The WA Minister for Aboriginal Affairs claims he didn’t even know the demolition was happening.
And the perpetrators themselves are making few comments (though they released an apology several days after the destruction – possibly realising that in so overreaching acceptable behaviour that their social licence to operate was in question).
Things will change?
Clearly, something has gone horribly wrong here. At the very least there has been a terrible lapse in national and state governance, and an appalling lapse in corporate social responsibility. Everyone has expressed regret over what happened, but no-one has accepted responsibility.
Things will change our political leaders are belatedly telling us. WA hopes to pass its new improved Aboriginal cultural heritage bill later this year; the existing law that permitted this destruction is almost 50 years old and crafted in a different age when it comes to respecting Aboriginal culture.
Federal Indigenous Affairs minister Ken Wyatt has now called for Indigenous cultural protection to be addressed in the current review of the EPBC Act. It’s interesting that the discussion paper put out for the EPBC review seems to put a lot of emphasis on Indigenous issues. It’s ironic that this desecration by Rio Tinto should occur while this review is in train.

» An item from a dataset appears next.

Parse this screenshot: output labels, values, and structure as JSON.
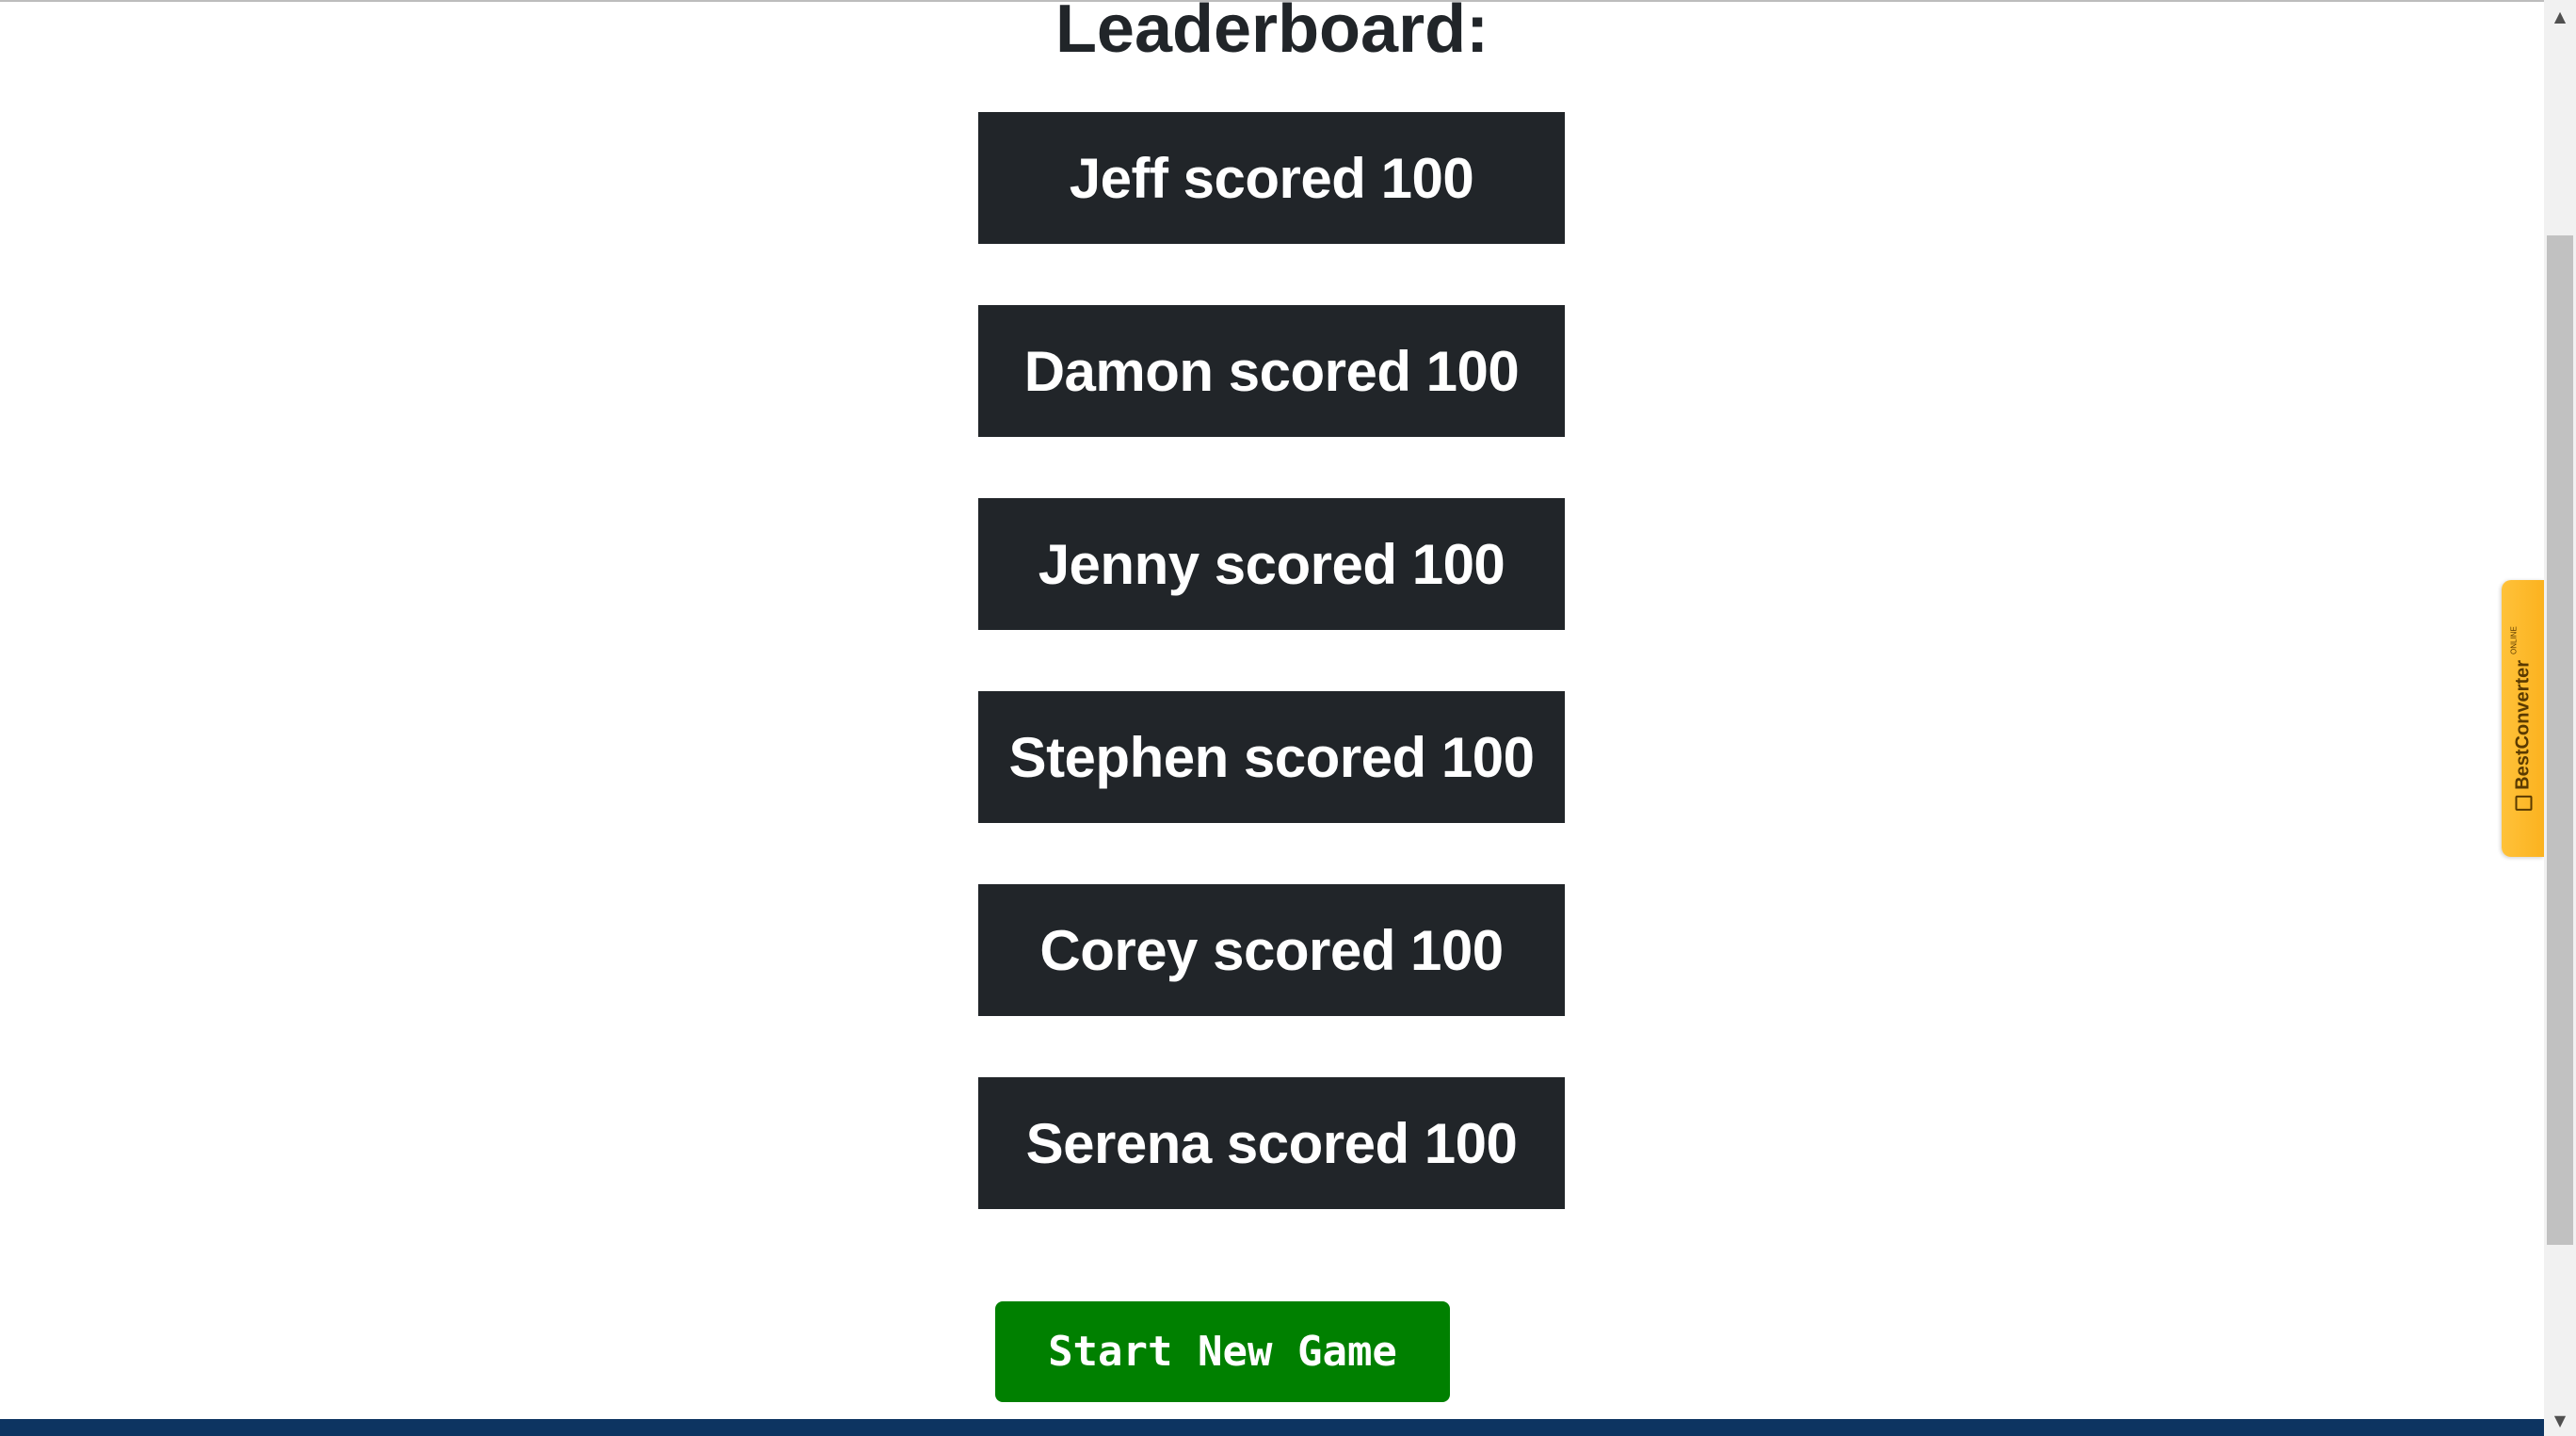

The caves at Juukan Gorge contained inestimable anthropological and cultural value, as did Hasankeyf and the Bamiyan Bhuddas. Unlike Hasankeyf and the Bhuddas, the caves lay in a stable, democratic and developed nation that tells the world it respects and protects Indigenous culture.
What happened last week at Juukan Gorge shines a light on the truth of this claim. It can never be allowed to happen again.
Image: Rio Tinto prepares explosives that will destroy a 46,000 year old Aboriginal shelter in Juukan Gorge. (PKKP Aboriginal Corporation.)